Belang voor de praktijk

De pro rata-benadering van de rechtbank is eenvoudig maar niet noodzakelijkerwijs juist. Als er meerdere leningdelen zijn, zal per leningdeel bepaald moeten worden of en in hoeverre dit leningdeel ziet op de woning waar de man in woont. Alleen voor de rente op die leningen bestaat een recht op renteaftrek.

Wat is 'de' eigen woning? Man en vrouw wonen gescheiden maar zijn nog steeds gehuwd. Zo lang er geen verzoek tot echtscheiding of scheiding van tafel en bed is ingediend, blijven zij elkaars fiscale partner (art. 5a lid 4 AWR). In deze zaak waren de partners gescheiden van tafel en bed – en dus geen fiscale partners meer – maar wat nu als zij nog wél fiscale partners zouden zijn? In dat geval hebben de fiscale partners samen twee hoofdverblijven.
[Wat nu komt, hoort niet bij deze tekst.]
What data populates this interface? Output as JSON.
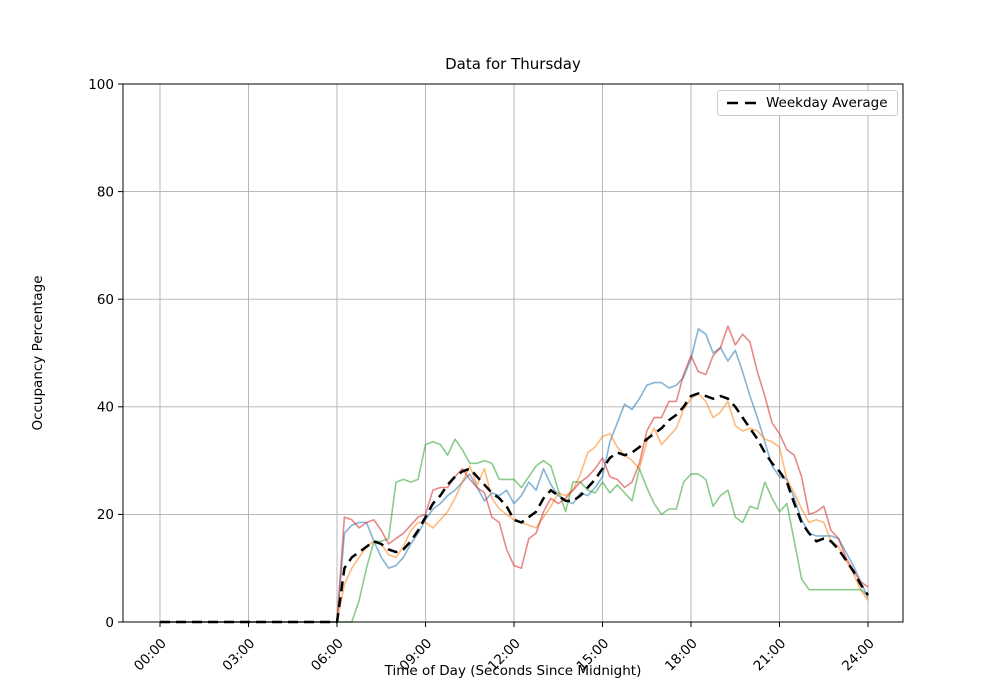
{
  "chart_data": {
    "type": "line",
    "title": "Data for Thursday",
    "xlabel": "Time of Day (Seconds Since Midnight)",
    "ylabel": "Occupancy Percentage",
    "ylim": [
      0,
      100
    ],
    "y_ticks": [
      0,
      20,
      40,
      60,
      80,
      100
    ],
    "x_ticks_hours": [
      0,
      3,
      6,
      9,
      12,
      15,
      18,
      21,
      24
    ],
    "x_tick_labels": [
      "00:00",
      "03:00",
      "06:00",
      "09:00",
      "12:00",
      "15:00",
      "18:00",
      "21:00",
      "24:00"
    ],
    "sample_interval_minutes": 15,
    "grid": true,
    "grid_color": "#b0b0b0",
    "legend": {
      "position": "upper right",
      "entries": [
        "Weekday Average"
      ]
    },
    "series": [
      {
        "id": "thursday-trace-1",
        "color": "#1f77b4",
        "opacity": 0.55,
        "width": 1.6,
        "dash": "solid",
        "values": [
          0,
          0,
          0,
          0,
          0,
          0,
          0,
          0,
          0,
          0,
          0,
          0,
          0,
          0,
          0,
          0,
          0,
          0,
          0,
          0,
          0,
          0,
          0,
          0,
          0,
          16.5,
          18,
          18.5,
          18.5,
          15,
          12,
          10,
          10.5,
          12,
          14.5,
          16.5,
          19,
          21,
          22,
          23.5,
          24.5,
          26,
          27.5,
          25,
          22.5,
          24,
          23.5,
          24.5,
          22,
          23.5,
          26,
          24.5,
          28.5,
          25.5,
          23.5,
          22.5,
          22,
          24,
          23.5,
          25,
          27,
          33.5,
          37,
          40.5,
          39.5,
          41.5,
          44,
          44.5,
          44.5,
          43.5,
          44,
          45.5,
          49,
          54.5,
          53.5,
          50,
          51,
          48.5,
          50.5,
          46.5,
          42,
          38,
          33.5,
          29,
          27,
          26.5,
          23,
          19,
          16.5,
          16,
          16,
          16,
          15.5,
          13,
          10.5,
          7.5,
          4.5
        ]
      },
      {
        "id": "thursday-trace-2",
        "color": "#ff7f0e",
        "opacity": 0.55,
        "width": 1.6,
        "dash": "solid",
        "values": [
          0,
          0,
          0,
          0,
          0,
          0,
          0,
          0,
          0,
          0,
          0,
          0,
          0,
          0,
          0,
          0,
          0,
          0,
          0,
          0,
          0,
          0,
          0,
          0,
          0,
          7,
          10,
          12,
          14,
          15,
          14.5,
          12.5,
          12,
          14,
          17,
          18.5,
          18.5,
          17.5,
          19,
          20.5,
          23,
          26,
          29,
          25.5,
          28.5,
          23,
          21,
          20,
          19,
          18.5,
          18,
          17.5,
          19.5,
          21.5,
          24,
          23.5,
          24.5,
          27.5,
          31.5,
          32.5,
          34.5,
          35,
          32.5,
          31,
          30,
          28.5,
          33.5,
          36,
          33,
          34.5,
          36,
          39.5,
          41.5,
          42.5,
          41,
          38,
          39,
          41,
          36.5,
          35.5,
          36,
          35.5,
          34,
          33.5,
          32.5,
          26.5,
          24,
          21,
          18.5,
          19,
          18.5,
          15,
          14,
          11.5,
          9,
          6,
          4
        ]
      },
      {
        "id": "thursday-trace-3",
        "color": "#2ca02c",
        "opacity": 0.55,
        "width": 1.6,
        "dash": "solid",
        "values": [
          0,
          0,
          0,
          0,
          0,
          0,
          0,
          0,
          0,
          0,
          0,
          0,
          0,
          0,
          0,
          0,
          0,
          0,
          0,
          0,
          0,
          0,
          0,
          0,
          0,
          0,
          0,
          4,
          10,
          15,
          15,
          15.5,
          26,
          26.5,
          26,
          26.5,
          33,
          33.5,
          33,
          31,
          34,
          32,
          29.5,
          29.5,
          30,
          29.5,
          26.5,
          26.5,
          26.5,
          25,
          27,
          29,
          30,
          29,
          24.5,
          20.5,
          26,
          26,
          24.5,
          24,
          26,
          24,
          25.5,
          24,
          22.5,
          28.5,
          25,
          22,
          20,
          21,
          21,
          26,
          27.5,
          27.5,
          26.5,
          21.5,
          23.5,
          24.5,
          19.5,
          18.5,
          21.5,
          21,
          26,
          23,
          20.5,
          22,
          15,
          8,
          6,
          6,
          6,
          6,
          6,
          6,
          6,
          6,
          5
        ]
      },
      {
        "id": "thursday-trace-4",
        "color": "#d62728",
        "opacity": 0.55,
        "width": 1.6,
        "dash": "solid",
        "values": [
          0,
          0,
          0,
          0,
          0,
          0,
          0,
          0,
          0,
          0,
          0,
          0,
          0,
          0,
          0,
          0,
          0,
          0,
          0,
          0,
          0,
          0,
          0,
          0,
          0,
          19.5,
          19,
          17.5,
          18.5,
          19,
          17,
          14.5,
          15.5,
          16.5,
          18,
          19.5,
          20,
          24.5,
          25,
          25,
          27,
          28.5,
          26.5,
          25,
          24,
          19.5,
          18.5,
          13.5,
          10.5,
          10,
          15.5,
          16.5,
          20.5,
          23,
          22,
          23,
          24.5,
          26,
          27,
          28.5,
          30.5,
          27,
          26.5,
          25,
          26,
          29.5,
          35.5,
          38,
          38,
          41,
          41,
          46,
          49.5,
          46.5,
          46,
          49.5,
          51,
          55,
          51.5,
          53.5,
          52,
          46.5,
          42,
          37,
          35,
          32,
          31,
          27,
          20,
          20.5,
          21.5,
          17,
          15.5,
          12,
          9.5,
          7.5,
          6.5
        ]
      },
      {
        "id": "weekday-average",
        "name": "Weekday Average",
        "color": "#000000",
        "opacity": 1,
        "width": 2.5,
        "dash": "dashed",
        "values": [
          0,
          0,
          0,
          0,
          0,
          0,
          0,
          0,
          0,
          0,
          0,
          0,
          0,
          0,
          0,
          0,
          0,
          0,
          0,
          0,
          0,
          0,
          0,
          0,
          0,
          10,
          12,
          13,
          14,
          15,
          14.5,
          13.5,
          13,
          13.5,
          15,
          17,
          19.5,
          22,
          23.5,
          25.5,
          27,
          28,
          28.5,
          27,
          25.5,
          24,
          23,
          21.5,
          19,
          18.5,
          19.5,
          20.5,
          23,
          24.5,
          23.5,
          22.5,
          22.5,
          23.5,
          25,
          26.5,
          28.5,
          30.5,
          31.5,
          31,
          31.5,
          32.5,
          34,
          35,
          36,
          37.5,
          38.5,
          40,
          42,
          42.5,
          42,
          41.5,
          42,
          41.5,
          40,
          38,
          36,
          34,
          31.5,
          29.5,
          28,
          26,
          22,
          18.5,
          16.5,
          15,
          15.5,
          15,
          13.5,
          11.5,
          9.5,
          7,
          5
        ]
      }
    ]
  }
}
Beide woningen kwalificeren als eigen woning in de zin van art. 3.111 lid 1 Wet IB 2001 (hoofdverblijf). Maar op grond van art. 3.111 lid 8 Wet IB 2001 kunnen fiscale partners maar één eigen woning/hoofdverblijf hebben. Ze moeten dan in de aangifte inkomstenbelasting kiezen welke woning wordt aangemerkt als eigen woning/hoofdverblijf in de zin van art. 3.111 lid 1 Wet IB 2001. Kiezen zij niet, dan zijn beide woningen geen eigen woning (art. 3.111 lid 9 Wet IB 2001).

Partners kunnen uiteraard op grond van een fictiebepaling – art. 3.111 lid 2 t/m 6 Wet IB 2001 – wel meer dan één eigen woning hebben. Dat geldt overigens ook voor een belastingplichtige zonder partner. Je kunt dan denken aan een verhuissituatie (lid 2 en 3) of door toepassing van de echtscheidingsregeling (lid 4).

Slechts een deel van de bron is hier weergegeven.